The modern idea of the balance of nature thus had a theological basis before it gained a scientific one. It was belief in the perfection of God's design which preceded and underpinned the concept of the ecological chain, any link of which it would be dangerous to remove. The argument for design contained a strong conservationist implication, for it taught that even the most apparently noxious species served some indispensable human purpose. In the eighteenth century most scientists and theologians accordingly maintained that all created species had a necessary part to play in the economy of nature.   At the same time some of them had become increasingly aware that man's persecution really could eliminate individual species, a possibility which earlier generations had always denied.
A mixture of theology and utility thus lay behind this kind of secular pantheism associated with an increasing feeling that wild creatures ought, within limits, to be preserved. When the movement to protect wild birds gathered force in the nineteenth century it would lay much emphasis on the indispensable functions (eating grubs and keeping down insects and other vermin) performed even by those species thought most pernicious. Jays, magpies, bullfinches and ants were all useful in their different ways and it was therefore wrong to kill  them. As the Somersetshire adage had it, 'If it were not for the Robin-Riddick and the Cutty-Wren, a spider would overcome a man.' In keeping with this view Lord Erskine wrote in his poem of 1818, The Farmer's Vision:
Instant this solemn oath I took
No hand shall rise against a rook.
When sea-birds gained legislative protection in 1869 it was argued that they were necessary to guide sailors and to show the fishermen where the herrings were.
But from the seventeenth century onwards less utilitarian arguments for the preservation of wild species had also been advanced. Sir Matthew Hale urged mercy and compassion towards all wild creatures, in view of 'the admirable powers of life and sense ... in the birds and beasts ... All the men in the world could not give the like being to anything, nor restore that life and sense which is once taken from them.' John Locke thought it wrong to waste any food which would sustain a wild creature, even the birds of the air; and in the eighteenth century it became a mark of human sensibility to throw crumbs to wild birds in winter.

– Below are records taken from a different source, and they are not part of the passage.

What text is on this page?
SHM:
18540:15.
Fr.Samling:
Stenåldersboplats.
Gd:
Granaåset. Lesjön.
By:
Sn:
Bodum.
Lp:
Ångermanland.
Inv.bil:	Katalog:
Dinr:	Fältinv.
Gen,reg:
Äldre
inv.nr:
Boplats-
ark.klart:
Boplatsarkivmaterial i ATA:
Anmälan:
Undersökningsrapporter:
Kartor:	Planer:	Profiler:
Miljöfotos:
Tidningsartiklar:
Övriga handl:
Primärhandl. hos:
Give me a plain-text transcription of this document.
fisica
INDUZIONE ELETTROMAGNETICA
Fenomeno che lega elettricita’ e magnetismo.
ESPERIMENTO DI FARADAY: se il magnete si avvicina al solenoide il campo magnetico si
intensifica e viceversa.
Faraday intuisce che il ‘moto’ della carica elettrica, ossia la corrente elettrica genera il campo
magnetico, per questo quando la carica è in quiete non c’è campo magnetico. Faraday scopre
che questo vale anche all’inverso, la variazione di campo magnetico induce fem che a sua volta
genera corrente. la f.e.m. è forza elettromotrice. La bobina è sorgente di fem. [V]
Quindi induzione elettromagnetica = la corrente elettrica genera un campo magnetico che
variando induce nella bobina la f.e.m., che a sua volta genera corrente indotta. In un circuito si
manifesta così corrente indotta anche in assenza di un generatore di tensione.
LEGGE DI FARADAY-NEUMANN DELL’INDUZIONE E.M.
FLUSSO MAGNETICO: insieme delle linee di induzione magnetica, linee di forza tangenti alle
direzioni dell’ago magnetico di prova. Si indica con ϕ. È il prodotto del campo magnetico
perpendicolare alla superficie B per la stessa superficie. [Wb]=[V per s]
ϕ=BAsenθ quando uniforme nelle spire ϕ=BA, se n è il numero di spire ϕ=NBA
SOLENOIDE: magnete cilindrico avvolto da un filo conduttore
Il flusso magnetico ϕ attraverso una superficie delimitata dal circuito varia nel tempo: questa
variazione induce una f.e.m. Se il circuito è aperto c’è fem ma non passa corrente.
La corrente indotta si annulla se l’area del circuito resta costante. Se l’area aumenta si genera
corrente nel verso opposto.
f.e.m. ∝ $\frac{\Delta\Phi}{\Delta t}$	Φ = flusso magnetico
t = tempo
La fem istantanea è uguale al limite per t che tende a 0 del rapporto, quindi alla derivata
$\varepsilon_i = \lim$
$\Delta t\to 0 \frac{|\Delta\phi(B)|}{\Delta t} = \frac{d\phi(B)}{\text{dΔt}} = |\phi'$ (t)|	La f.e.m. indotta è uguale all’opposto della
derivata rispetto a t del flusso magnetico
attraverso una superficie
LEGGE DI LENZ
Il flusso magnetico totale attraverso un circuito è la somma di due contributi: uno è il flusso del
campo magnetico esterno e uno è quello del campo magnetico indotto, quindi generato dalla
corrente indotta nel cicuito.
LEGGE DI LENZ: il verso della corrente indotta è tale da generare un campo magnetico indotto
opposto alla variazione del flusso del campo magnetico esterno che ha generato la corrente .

The bird-fanciers continued to catch and sell every kind of wild species, but this activity encountered increasing opposition. It was a platitude among seventeenth-century writers that every cage-bird would prefer the hardships of freedom to captivity, however mild; and in the Hanoverian period the cruelty of trapping wild birds, clipping their wings, slitting their tongues and confining them in cages became a common theme of poetic lament. By 1735 it was necessary for the author of The Bird-Fancier's Recreation to refute the 'common objection, which some austere men (pretending to more humanity than the rest of their neighbours) make against the confining of songbirds in cages'. Two years later a 'lover of birds' protested against the practice of blinding chaffinches in preparation for captivity. By the end of the century moralists and aesthetes alike agreed that the song of a bird in a cage could give no pleasure.
Wild birds were a symbol of the Englishman's freedom and even aviaries were objectionable. As Lord John Russell told the Commons in the 1820s:
'It was not from the bars of a prison that the notes of English liberty could ever be heard; to have anything of grace and sweetness they must have something of... wildness in their composition.'
Similar attacks were made on bird-nesting and on shooting wild birds for sport. 'Blessed be the name of the Lord Jesus against the destruction of small birds,' exclaimed Christopher Smart.